Cruises can be difficult for solo travellers because many cabins are priced for two people. However, some cruise lines and river cruise operators now offer solo cabins, reduced supplements or occasional no-single-supplement deals.

The best approach is to search specifically for solo cruise deals rather than general cruise deals. Look for ships with dedicated solo cabins, especially on newer vessels, and check whether the final price is genuinely good rather than simply labelled “solo friendly.”

River cruises, expedition cruises and smaller ships can still be expensive, but late deals and off-season sailings sometimes reduce the supplement. Repositioning cruises may also offer unusual value if you are flexible with dates and routes.

For a cheaper alternative, consider ferry-based adventures. You can build your own mini-cruise feeling with ferry routes such as Newcastle to Amsterdam, Portsmouth to Spain, Hull to Rotterdam, or island ferries in Scotland and Greece. It may not have the same polished cruise experience, but it can deliver sea air, a sense of journey and a lower-cost adventure.

Eat Alone Without Feeling Awkward

One of the biggest worries for solo travellers is eating alone.

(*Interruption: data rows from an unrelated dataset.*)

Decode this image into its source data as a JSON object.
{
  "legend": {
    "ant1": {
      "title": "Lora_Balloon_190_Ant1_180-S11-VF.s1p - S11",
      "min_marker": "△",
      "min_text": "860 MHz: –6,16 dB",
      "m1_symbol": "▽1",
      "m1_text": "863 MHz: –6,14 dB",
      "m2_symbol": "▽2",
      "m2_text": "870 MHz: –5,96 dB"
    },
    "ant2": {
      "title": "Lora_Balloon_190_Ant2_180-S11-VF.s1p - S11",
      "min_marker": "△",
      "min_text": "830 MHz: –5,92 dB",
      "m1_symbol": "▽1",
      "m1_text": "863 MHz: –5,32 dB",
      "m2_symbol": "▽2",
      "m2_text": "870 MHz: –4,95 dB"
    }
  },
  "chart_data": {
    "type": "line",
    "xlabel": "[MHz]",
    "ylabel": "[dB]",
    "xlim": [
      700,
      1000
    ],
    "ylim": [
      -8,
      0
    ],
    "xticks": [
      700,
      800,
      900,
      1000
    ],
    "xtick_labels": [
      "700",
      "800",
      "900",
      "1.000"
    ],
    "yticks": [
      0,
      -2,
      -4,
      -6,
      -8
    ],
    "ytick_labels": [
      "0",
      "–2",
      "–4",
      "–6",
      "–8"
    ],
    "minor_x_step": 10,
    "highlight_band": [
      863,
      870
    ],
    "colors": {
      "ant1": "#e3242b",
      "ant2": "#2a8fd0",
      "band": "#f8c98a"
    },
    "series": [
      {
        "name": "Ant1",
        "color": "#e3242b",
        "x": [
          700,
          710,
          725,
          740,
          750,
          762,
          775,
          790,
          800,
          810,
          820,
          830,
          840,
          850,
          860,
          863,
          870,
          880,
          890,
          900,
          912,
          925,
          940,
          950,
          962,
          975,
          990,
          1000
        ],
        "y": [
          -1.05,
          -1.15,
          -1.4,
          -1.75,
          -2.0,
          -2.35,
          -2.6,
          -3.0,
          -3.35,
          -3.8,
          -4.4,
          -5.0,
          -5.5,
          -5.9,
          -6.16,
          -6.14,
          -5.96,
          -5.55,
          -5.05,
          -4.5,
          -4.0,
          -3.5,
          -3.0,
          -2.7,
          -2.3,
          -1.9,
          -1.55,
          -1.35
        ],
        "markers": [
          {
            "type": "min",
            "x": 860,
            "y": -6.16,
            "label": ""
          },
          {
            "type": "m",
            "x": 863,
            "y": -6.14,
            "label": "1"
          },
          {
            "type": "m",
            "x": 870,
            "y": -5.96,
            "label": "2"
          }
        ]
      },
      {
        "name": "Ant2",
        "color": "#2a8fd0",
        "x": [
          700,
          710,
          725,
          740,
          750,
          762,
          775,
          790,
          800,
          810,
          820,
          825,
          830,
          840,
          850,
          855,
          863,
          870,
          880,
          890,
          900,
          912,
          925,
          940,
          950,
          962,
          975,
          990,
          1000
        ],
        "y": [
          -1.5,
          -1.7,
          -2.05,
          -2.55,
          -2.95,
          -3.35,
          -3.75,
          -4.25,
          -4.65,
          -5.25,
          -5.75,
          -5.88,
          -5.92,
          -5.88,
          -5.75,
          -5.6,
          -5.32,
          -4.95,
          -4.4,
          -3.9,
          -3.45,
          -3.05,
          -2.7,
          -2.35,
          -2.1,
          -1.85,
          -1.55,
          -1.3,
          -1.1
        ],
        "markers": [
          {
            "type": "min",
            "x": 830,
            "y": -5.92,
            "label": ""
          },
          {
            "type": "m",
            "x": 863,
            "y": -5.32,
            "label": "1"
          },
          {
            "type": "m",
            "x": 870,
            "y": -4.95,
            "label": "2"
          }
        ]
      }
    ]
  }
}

The secret is to choose places that make it easy.

Food markets, cafés, bakeries, casual restaurants, hotel lounges, museum cafés, street food stalls, tapas bars, counter dining, pubs, food halls and lunch menus are all solo-friendly. You are less likely to feel exposed, and you can eat well without committing to a formal three-course dinner alone every night.

In Europe, tapas bars in Spain, bakeries in Portugal, pizza spots in Naples, food markets in Lisbon or Florence, pierogi bars in Poland, cafés in Vienna, and casual tavernas in Greece can all work beautifully for one.

In the UK, markets like Grainger Market in Newcastle, Kirkgate Market in Leeds, St George’s Market in Belfast, Borough Market in London, Norwich Market and Cardiff Market are great for solo food exploring.

Lunch is often easier and cheaper than dinner. Make lunch your main meal, then keep dinner simple with a bakery, supermarket picnic, casual café, room snack, or relaxed pub meal.

There is no rule saying solo travel has to include sitting stiffly in a candlelit restaurant pretending not to hear the table beside you discussing their mortgage.

Mix Alone Time With Easy Company

A good solo escape gives you freedom, but it can also include gentle ways to meet people if you want that.

Walking tours, food tours, boat trips, craft workshops, theatre nights, museum tours, language classes, yoga sessions, photography walks, local history tours and group day trips can all add company without forcing you into full-time socialising.

You can join something for two hours, chat if you feel like it, then disappear back into your own lovely little day.

That is the beauty of solo travel.

Company when you choose it.

Quiet when you need it.

Travel Safely and Simply

Keeping a solo escape affordable should not mean cutting corners on safety or comfort.

Choose accommodation with good recent reviews. Check the location carefully. Make sure you can arrive during sensible hours. Keep transport simple, especially on the first day. Have a backup plan if trains or flights are delayed. Share your basic itinerary with someone you trust. Keep important documents and money secure.

Do not book the cheapest place if every review says “interesting location” in a tone that suggests nobody enjoyed the walk back after dark.

Your budget matters, but so does your peace of mind.

The best solo escapes feel calm, not chaotic.

Solo Does Not Mean Smaller

A solo escape can be a weekend by the sea, a rail trip through Europe, a spa break, a walking holiday, a cruise, a city break, a retreat, a theatre trip, a food weekend, a birthday getaway, or a proper once-in-a-lifetime adventure.

You do not need to wait for someone else’s annual leave, budget, mood, passport renewal or sudden objection to early trains.

You can go.

At Escape Under, we will help you find solo-friendly breaks that feel inspiring, safe, good value and genuinely possible. We will look for no-single-supplement offers, clever accommodation, cheaper travel routes, welcoming destinations and ways to make travelling alone feel exciting rather than expensive.

Because travelling solo is not second best.

It is its own kind of freedom.

And with the right planning, it does not have to cost the earth.